Spot L4 monthly cost Spot L4 instances monthly cost

4. Database Connection Management

In a serverless environment, connection exhaustion is a silent killer.

  • The Math: If 50 serverless instances spin up and each opens a default HikariCP pool of 10 connections, that’s 500 active connections. Most managed DB tiers (and especially free ones) will reject this.
  • The Solution:
    • NeonDB: I used NeonDB which supports “Pooled connections” via a built-in PgBouncer implementation, efficiently multiplexing connections.
    • Upstash (Redis): For Redis, I utilize the REST API where possible to avoid persistent TCP connection overhead, or configure strict pool limits.

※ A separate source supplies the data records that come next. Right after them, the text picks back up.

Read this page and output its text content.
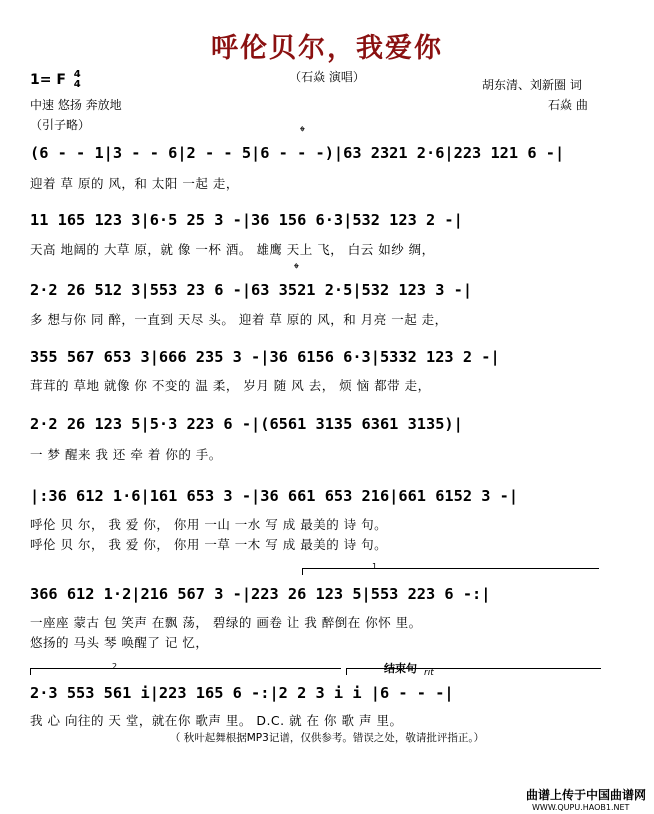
呼伦贝尔，我爱你
（石焱 演唱）
1= F 4
4
中速 悠扬 奔放地
（引子略）
胡东清、刘新圈 词
石焱 曲
𝄌
𝄌
(6 - - 1|3 - - 6|2 - - 5|6 - - -)|63 2321 2·6|223 121 6 -|
迎着 草 原的 风，和 太阳 一起 走，
11 165 123 3|6·5 25 3 -|36 156 6·3|532 123 2 -|
天高 地阔的 大草 原，就 像 一杯 酒。 雄鹰 天上 飞， 白云 如纱 绸，
2·2 26 512 3|553 23 6 -|63 3521 2·5|532 123 3 -|
多 想与你 同 醉，一直到 天尽 头。 迎着 草 原的 风，和 月亮 一起 走，
355 567 653 3|666 235 3 -|36 6156 6·3|5332 123 2 -|
茸茸的 草地 就像 你 不变的 温 柔， 岁月 随 风 去， 烦 恼 都带 走，
2·2 26 123 5|5·3 223 6 -|(6561 3135 6361 3135)|
一 梦 醒来 我 还 牵 着 你的 手。
|:36 612 1·6|161 653 3 -|36 661 653 216|661 6152 3 -|
呼伦 贝 尔， 我 爱 你， 你用 一山 一水 写 成 最美的 诗 句。
呼伦 贝 尔， 我 爱 你， 你用 一草 一木 写 成 最美的 诗 句。
1
366 612 1·2|216 567 3 -|223 26 123 5|553 223 6 -:|
一座座 蒙古 包 笑声 在飘 荡， 碧绿的 画卷 让 我 醉倒在 你怀 里。
悠扬的 马头 琴 唤醒了 记 忆，
2	结束句 rit
2·3 553 561 i|223 165 6 -:|2 2 3 i i |6 - - -|
我 心 向往的 天 堂，就在你 歌声 里。 D.C. 就 在 你 歌 声 里。
（ 秋叶起舞根据MP3记谱，仅供参考。错误之处，敬请批评指正。）
曲谱上传于中国曲谱网
WWW.QUPU.HAOB1.NET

5. High-Performance Inference: vLLM vs. Ollama

For local development, Ollama is fantastic. However, for a production SaaS, it bottlenecks quickly.

Time to first token Source: Red Hat Developers. See the full benchmark comparison.

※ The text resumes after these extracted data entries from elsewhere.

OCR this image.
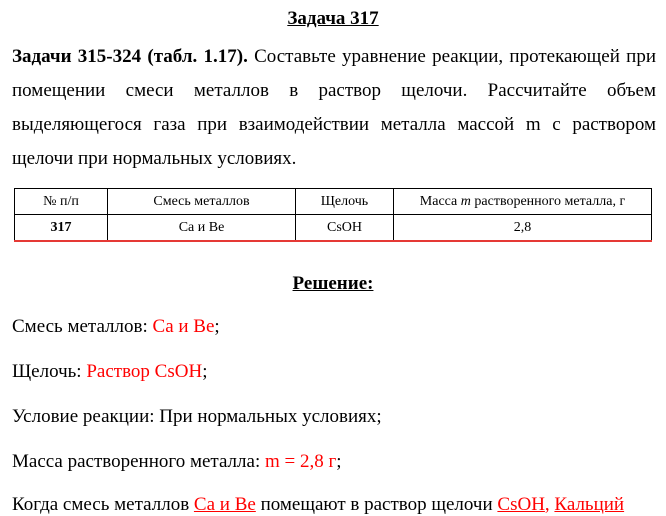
Задача 317
Задачи 315-324 (табл. 1.17). Составьте уравнение реакции, протекающей при помещении смеси металлов в раствор щелочи. Рассчитайте объем выделяющегося газа при взаимодействии металла массой m с раствором щелочи при нормальных условиях.
№ п/п	Смесь металлов	Щелочь	Масса m растворенного металла, г
317	Ca и Be	CsOH	2,8
Решение:
Смесь металлов: Ca и Be;
Щелочь: Раствор CsOH;
Условие реакции: При нормальных условиях;
Масса растворенного металла: m = 2,8 г;
Когда смесь металлов Ca и Be помещают в раствор щелочи CsOH, Кальций
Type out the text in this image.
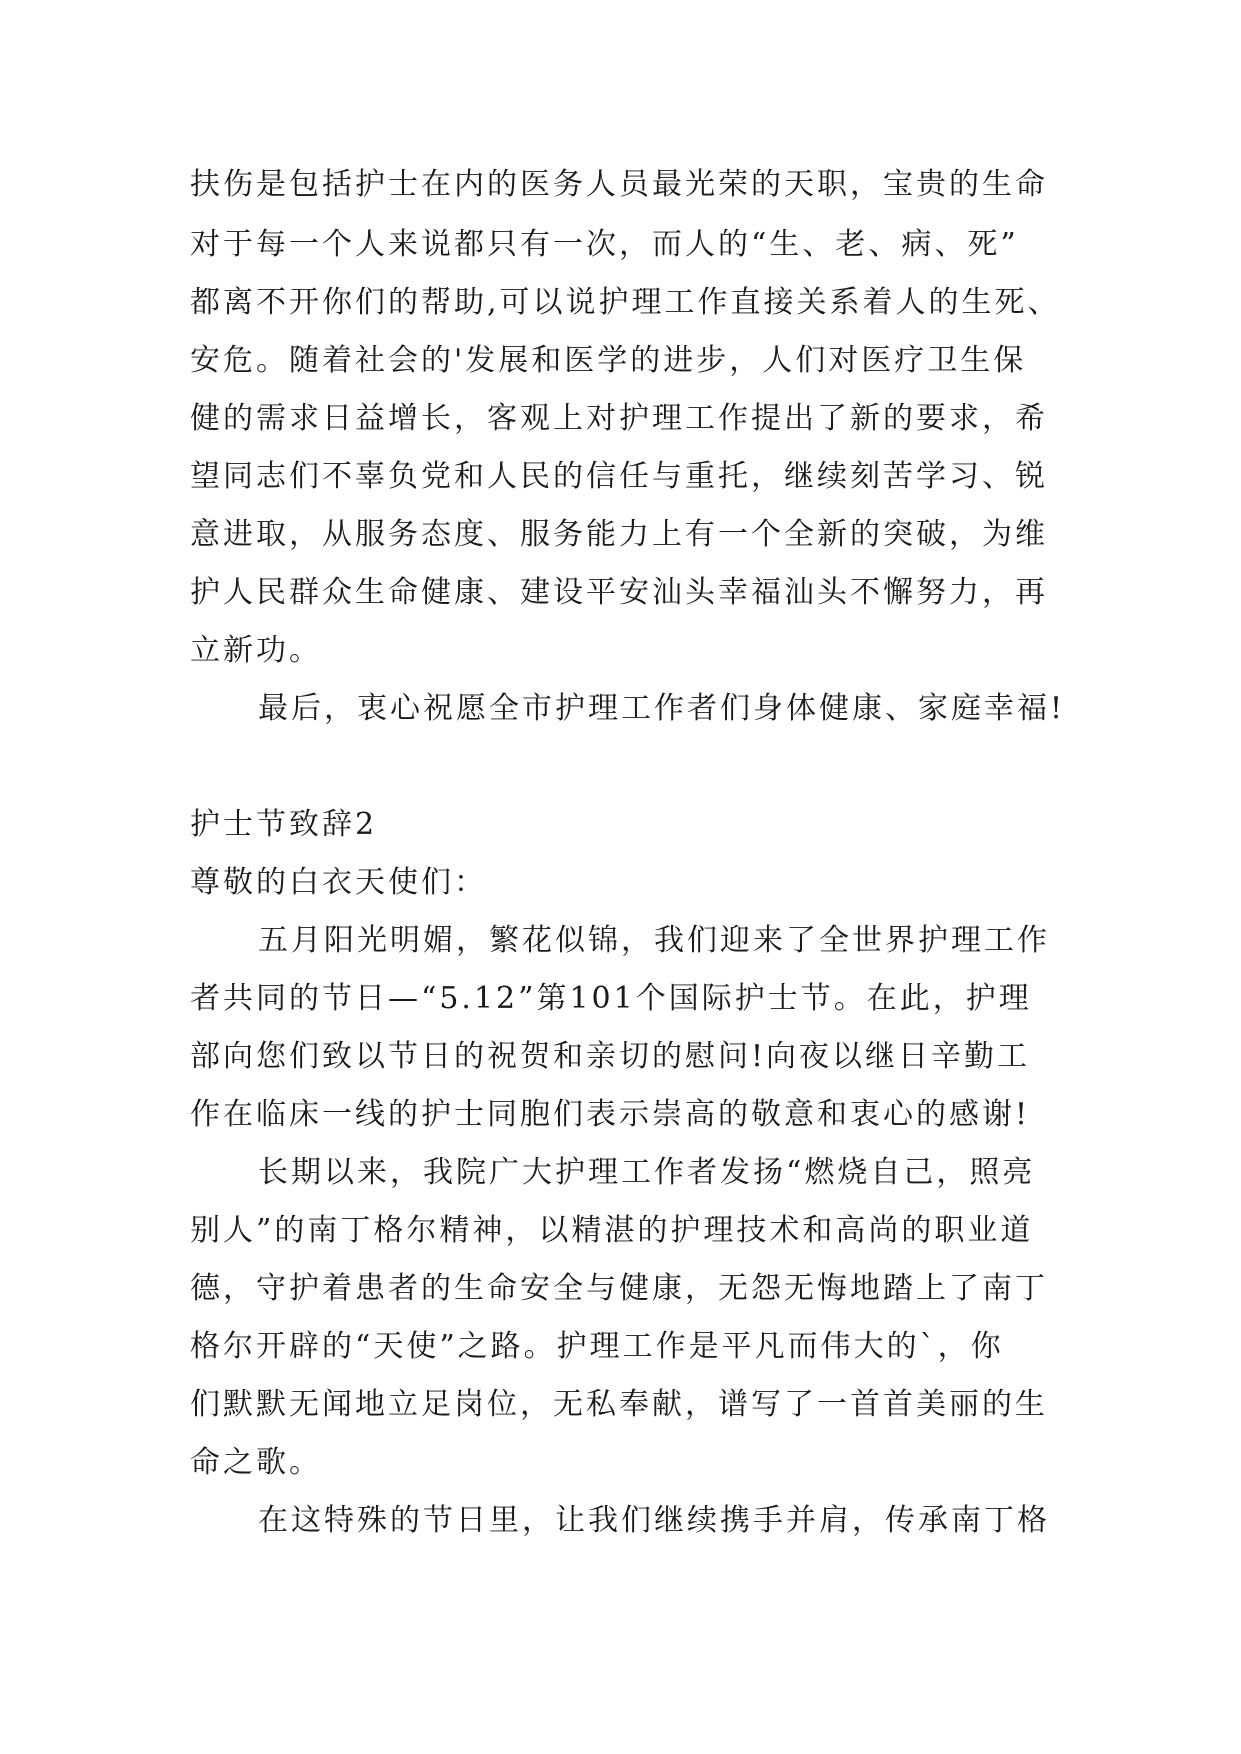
扶伤是包括护士在内的医务人员最光荣的天职，宝贵的生命
对于每一个人来说都只有一次，而人的“生、老、病、死”
都离不开你们的帮助,可以说护理工作直接关系着人的生死、
安危。随着社会的'发展和医学的进步，人们对医疗卫生保
健的需求日益增长，客观上对护理工作提出了新的要求，希
望同志们不辜负党和人民的信任与重托，继续刻苦学习、锐
意进取，从服务态度、服务能力上有一个全新的突破，为维
护人民群众生命健康、建设平安汕头幸福汕头不懈努力，再
立新功。
最后，衷心祝愿全市护理工作者们身体健康、家庭幸福!
护士节致辞2
尊敬的白衣天使们：
五月阳光明媚，繁花似锦，我们迎来了全世界护理工作
者共同的节日—“5.12”第101个国际护士节。在此，护理
部向您们致以节日的祝贺和亲切的慰问!向夜以继日辛勤工
作在临床一线的护士同胞们表示崇高的敬意和衷心的感谢!
长期以来，我院广大护理工作者发扬“燃烧自己，照亮
别人”的南丁格尔精神，以精湛的护理技术和高尚的职业道
德，守护着患者的生命安全与健康，无怨无悔地踏上了南丁
格尔开辟的“天使”之路。护理工作是平凡而伟大的`，你
们默默无闻地立足岗位，无私奉献，谱写了一首首美丽的生
命之歌。
在这特殊的节日里，让我们继续携手并肩，传承南丁格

I found the throughput with Ollama too slow for concurrent user requests. I switched to vLLM (Virtual Large Language Model).

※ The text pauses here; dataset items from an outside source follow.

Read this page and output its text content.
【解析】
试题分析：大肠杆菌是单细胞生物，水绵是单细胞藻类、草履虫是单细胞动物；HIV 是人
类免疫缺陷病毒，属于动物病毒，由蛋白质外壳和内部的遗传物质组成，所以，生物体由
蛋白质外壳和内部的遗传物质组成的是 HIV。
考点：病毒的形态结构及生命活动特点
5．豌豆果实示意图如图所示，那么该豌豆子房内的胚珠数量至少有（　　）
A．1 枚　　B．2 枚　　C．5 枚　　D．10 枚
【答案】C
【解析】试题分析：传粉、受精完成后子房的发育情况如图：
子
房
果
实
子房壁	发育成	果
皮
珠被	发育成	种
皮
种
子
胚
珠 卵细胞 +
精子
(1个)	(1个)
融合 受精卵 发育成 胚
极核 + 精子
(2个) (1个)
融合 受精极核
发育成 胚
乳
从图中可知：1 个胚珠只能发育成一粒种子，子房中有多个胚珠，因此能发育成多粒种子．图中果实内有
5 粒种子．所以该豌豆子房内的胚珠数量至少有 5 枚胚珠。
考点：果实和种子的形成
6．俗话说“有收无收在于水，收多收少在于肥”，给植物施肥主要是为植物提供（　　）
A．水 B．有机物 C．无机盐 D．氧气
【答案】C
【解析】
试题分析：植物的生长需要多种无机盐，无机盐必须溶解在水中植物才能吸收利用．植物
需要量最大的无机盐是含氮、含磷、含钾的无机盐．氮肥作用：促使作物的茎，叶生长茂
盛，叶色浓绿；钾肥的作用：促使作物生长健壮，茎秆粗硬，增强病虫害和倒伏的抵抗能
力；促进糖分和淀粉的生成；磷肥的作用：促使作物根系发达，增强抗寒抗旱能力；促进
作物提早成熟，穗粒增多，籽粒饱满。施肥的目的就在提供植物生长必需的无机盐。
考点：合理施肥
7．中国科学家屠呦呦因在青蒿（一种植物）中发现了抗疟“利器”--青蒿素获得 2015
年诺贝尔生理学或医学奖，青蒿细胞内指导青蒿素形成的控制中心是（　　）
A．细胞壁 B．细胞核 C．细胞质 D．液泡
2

  • Throughput: Significantly higher due to PagedAttention.
  • Concurrency: Scales better with concurrent inputs.
  • Efficiency: Java is often critiqued, but it is highly efficient. The 1 Billion Row Challenge demonstrated Java processing massive datasets in <2 seconds. Combined with vLLM for the AI layer, the stack is incredibly performant.

Challenges I Faced

  • GraalVM Metadata Hell: The biggest hurdle was runtime errors due to missing classes. Libraries like Flyway (for DB migration) rely heavily on reflection. I had to manually annotate hints and use a native agent to hint the compiler about these dynamic classes.
  • CI/CD Resource Exhaustion: Compiling a Native Image is CPU and RAM intensive. While it can build in CI with Github the build is slow so I just build it locally for now as my dev machine is much faster and I’m a solo dev at this point.
  • Spot Instance Availability: Provisioning lower compute instances in Google Cloud requires quota increases. T4 instances were unavailable due to high demand, forcing an upgrade to L4. While L4 has 24GB VRAM (great for inference), the network bandwidth on is still not as performant. (The token response is slower than on my local machine)
  • vLLM Configuration: vLLM is not “plug and play” like Ollama. It requires careful tuning of gpu_memory_utilization to allow inferencing and max_model_len to not get OOM Without this, vLLM aggressively reserves too much VRAM making starting the model impossible. I also need to make my vllm startup to be environment aware so I can optimze the configuration for both local and cloud versions.

Key Learnings

  • Serverless Connection Pools: Always configure your connection pool size explicitly for serverless. Default settings assume a long-running server; a pool size of 5-10 is often sufficient and prevents downstream throttling.
  • Production Inference requires vLLM: Ollama is an abstraction layer great for dev, but vLLM gives you the raw control over memory paging and batching required for a multi-tenant service.
  • Native Image is worth the pain: Despite the configuration headaches, the sub-100ms startup time makes Java feel like Go or Rust in a serverless environment.
  • Reliable Queues over Pub/Sub: For expensive GPU tasks, simple Pub/Sub isn’t enough. You need LMOVE (Atomic move) patterns to ensure that if a GPU node (especially a spot instance) dies mid-inference, the job is atomically returned to the queue for another worker.